There are other issues such as event delegation,cleaning up event listeners,... that will make your solution hard to scale past simple widgets.And before you know it,you'll be writing your own complicated framework that does less than Angular or React.

2 comments

> that will make your solution hard to scale past simple widgets.

I am fully aware of this issue, again, this is a stop-gap between the jQuery mess we had and proper framework. This is not being used to run the whole front-end, it's only being used for components that are loaded on a page. And in fact the one page that we have that does a full re-draw on every change is actually extremely fast, you don't even notice it. Again, this is not to say it's the end goal, just a step on the staircase to a JS framework. Just getting away from building a component in PHP then modifying it in JS has been a huge win. My rule of thumb is logic should only be implemented in 1 language and so if you need to update/modify anything on the client side (which we almost always need to do, this is a Web App and not a website with some JS sprinkled in, even if that's how it started) you need to do it all in JS or else you get into a case all too easily where you edit the JS or PHP and not the other. Not to mention that if we wanted in the future we can alway render the first load on the server (using JS) and then subsequent renders could happen on the client with the same code.

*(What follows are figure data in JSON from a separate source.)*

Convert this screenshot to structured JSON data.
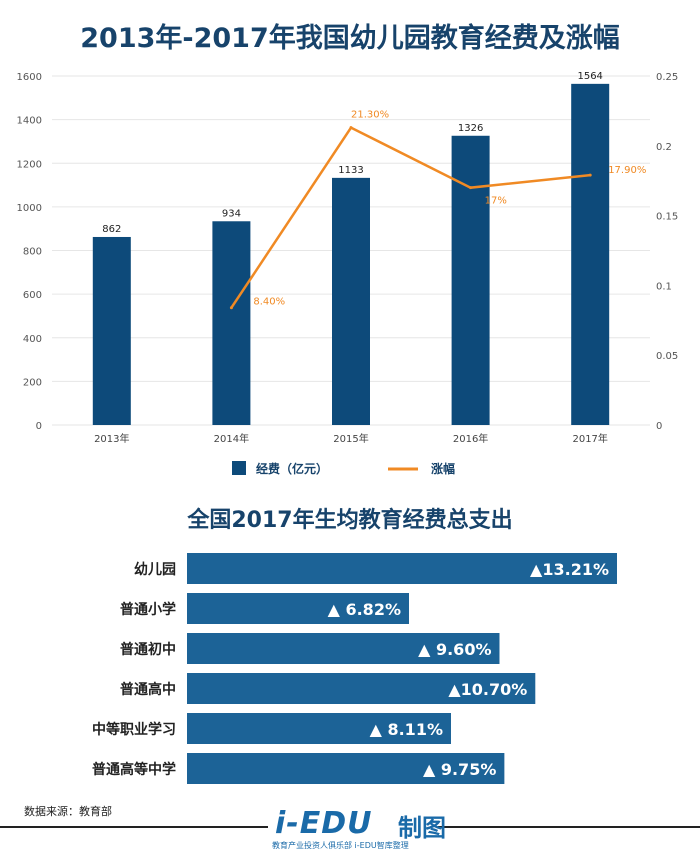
{
  "chart_data": [
    {
      "type": "bar+line",
      "title": "2013年-2017年我国幼儿园教育经费及涨幅",
      "categories": [
        "2013年",
        "2014年",
        "2015年",
        "2016年",
        "2017年"
      ],
      "series": [
        {
          "name": "经费（亿元）",
          "type": "bar",
          "axis": "left",
          "values": [
            862,
            934,
            1133,
            1326,
            1564
          ],
          "labels": [
            "862",
            "934",
            "1133",
            "1326",
            "1564"
          ],
          "color": "#0d4a7a"
        },
        {
          "name": "涨幅",
          "type": "line",
          "axis": "right",
          "values": [
            null,
            0.084,
            0.213,
            0.17,
            0.179
          ],
          "labels": [
            "",
            "8.40%",
            "21.30%",
            "17%",
            "17.90%"
          ],
          "color": "#f08a24"
        }
      ],
      "ylim": [
        0,
        1600
      ],
      "yticks": [
        "0",
        "200",
        "400",
        "600",
        "800",
        "1000",
        "1200",
        "1400",
        "1600"
      ],
      "y2lim": [
        0,
        0.25
      ],
      "y2ticks": [
        "0",
        "0.05",
        "0.1",
        "0.15",
        "0.2",
        "0.25"
      ],
      "legend": "bottom",
      "grid": true
    },
    {
      "type": "bar",
      "orientation": "horizontal",
      "title": "全国2017年生均教育经费总支出",
      "categories": [
        "幼儿园",
        "普通小学",
        "普通初中",
        "普通高中",
        "中等职业学习",
        "普通高等中学"
      ],
      "values": [
        13.21,
        6.82,
        9.6,
        10.7,
        8.11,
        9.75
      ],
      "labels": [
        "▲13.21%",
        "▲ 6.82%",
        "▲ 9.60%",
        "▲10.70%",
        "▲ 8.11%",
        "▲ 9.75%"
      ],
      "color": "#1c6397"
    }
  ],
  "footer": {
    "source": "数据来源：教育部",
    "logo": "i-EDU",
    "logo2": "制图",
    "logo_sub": "教育产业投资人俱乐部  i-EDU智库整理"
  }
}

A web app always has a state machine somewhere, even in functional languages. The question is whether the app's state is internal (mutable state) or external (write a state transition function and let the environment pass the state back to you on the next iteration).

I think the jury is still out on whether storing all application state in a single state object (as in Elm) scales well beyond toy examples. All the state is exposed which doesn't seem so good from a data-hiding point of view.

> I think the jury is still out on whether storing all application state in a single state object (as in Elm) scales well beyond toy examples.

I'm not familiar with Elm, but what do you mean by this? Even if all the application state isn't literally in a JS object like {users: [...], messages: [...], ...}, it's going to be in multiple variables like UserStore and MessageStore. There's really not a big difference other than the syntax of accessing them. But perhaps you're hinting at a drastically different approach to application state.

Elm [1] is not JavaScript. It's a pure functional language that compiles to JavaScript. There are no mutable variables in Elm as you'd normally think of them, but there are streams (called signals) and state machines.

The issue is that you can't really write UI components as you'd normally think of them; everything needs to be divided up into a separate models and view functions. The state of every single widget in the page (recursively) needs to be represented somewhere in the application model.

[1] http://elm-lang.org/

It seems to work reasonably well for the two non-toy apps I've worked on that use a single state object. There are two key rules required to make this work, however:

1. For each domain, state can be modified in one place (in React, a store).

2. For each domain, state can be read in once place (a Presenter).

This preserves data-hiding for the most part, and keeps you from having to play hunt-the-wumpus when you need to change the data structure.

Om also stores all app state in a single object, but lets you give components a window into that state ('cursors') in order to maintain modularity. If there turns out to be a problem with this general approach, it won't be a data-hiding one.